What did they see in me, a shy, reserved and insecure teenager? Why was I invited to share a message with the Jesus Youth Fellowship? I was merely a Pre-University 2 student at Swiss Cottage. I received Christ in a Saturday meeting, in the house of Brother Mathew. I was a fruit of the revival among students of Dunearn Secondary Technical School. A few months later, in June of 1973, I was baptised. About a year later, I was about to preach my first sermon.
I was a new believer, but the Spirit worked powerfully and deeply in my soul. Revival produces hungry believers. I was always longing for God, for his truth, for more of his presence. I was driven to prayer and devouring the Bible and Christian books.

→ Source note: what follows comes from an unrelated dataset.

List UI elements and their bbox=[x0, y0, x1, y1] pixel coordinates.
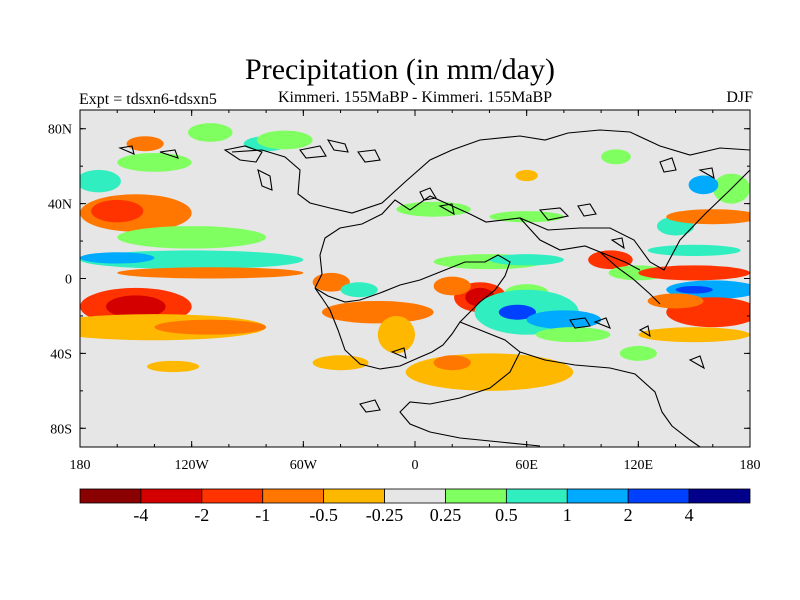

Every night, with other believers of the revival, I would go to the hills of Hillview Estate, to pray. For an hour and a half, we would pray in tongues aloud, commune with God, and intercede for others. We prayed in the football field, in the park, by the street, and in the bin collection points of the landed housing estate.
I would read the Bible over and over, with a particular fondness for the New Testament over the Old. I loved the Bible. It was my favourite book. At first, it was the King James Version. It was in this version that I memorised many verses. Then it was the New American Standard Bible and the Living Bible. I bought many Bibles in the early years because I loved reading, holding, smelling, and the feel of different types of paper.
I loved reading Christian literature. I was hungry because I was struggling in my Christian life, and was searching for truth to set me on a path of peace and growth. During the first two years, I spent more time reading Christian books than my school textbooks. I was searching for a formula for the victorious Christian life. I envied others who seemed to have an assured and relaxed Christian walk. I was too harsh on myself and my failures to live out the ideals of the Christian life. Condemnation plagued me, and I swung between feeling not good enough and self-righteous.
Why was I invited to share in a youth meeting
Why was I invited to share the message at the youth meeting? Perhaps, they did not know of my inner struggle. I looked good outwardly. I attended every Saturday meeting, Thursday youth meeting, Sunday worship service and the Friday prayer meeting. I served in the church library and went out for personal evangelism every Saturday. I repented, confessed my sins, prayed and fasted often, and ticked all the boxes of a good, consistent Christian.
I did not ask this question at that time. I simply accepted the invitation and started to pray and prepare. At that time, I was reading about the call of Moses and his encounter with God through the burning bush in the desert (Exodus 3,4). It struck me that Moses refused God’s invitation to lead the people of Israel out of servitude in Egypt into the land God had promised to Abraham, Isaac, and Jacob. His excuses were: “I am a nobody”. “I don’t know who you are”. “I stutter”. As I studied and prayed, I came up with the message about Moses’ excuses, and how God was angry with him, and the assurance God gave him in Exodus 4:12, “Now therefore go, and I will be with thy mouth, and teach thee what thou shalt say.” The message came as rhema, and it burned like fire within.
The meeting was held at a terrace house along Hillcrest Road. It was the rented home of the Bromileys. The husband lectured at Singapore Bible College, and Mrs Bromiley hosted the meetings. There were about twenty to thirty students from different schools seated. I was nervous, but a fire was burning within. After the singing, I stood up, and the message went forth loud and clear with the force of a hammer. At the end of it, my body felt like a warm car hood, after the car had parked.
What God showed me
Later, Mrs Bromiley came to me and said, “Thank you for that message. I was invited to lead a ladies’ ministry, but I felt inadequate. What you shared today spoke directly to my situation. God spoke through you to me.” I was stunned, but pleased that God had used my sharing in that way.
Some weeks later, Mrs Bromiley introduced me to her theologian husband, because I had asked her a question, “Is the Spirit of God the same as the Spirit of Christ?” He answered the question and recommended I purchase a one-volume Bible commentary, IVP’s “New Bible Commentary”, which I promptly did.
My first attempt at preaching led to many more opportunities to preach in the other church meetings on Thursdays, Saturdays and Sundays. I also taught a few Bible study courses. There was probably a recognition that I had a gift for explaining, making clear the meaning of scriptures, and applying them to daily life situations.
To this day, the promise God gave to Moses in Exodus 4:12 is my go-to “It is written” whenever I get anxious about a preaching engagement. I will say to myself, “I will be with your mouth, and teach you what to say.” When Sunday drew near, and I had no clarity about the message I would be preaching, I would tell myself those reassuring words. When I was nervous and in a different setting and congregation, I would calm myself with God’s promise. God has always been faithful in keeping his promise in my preaching ministry.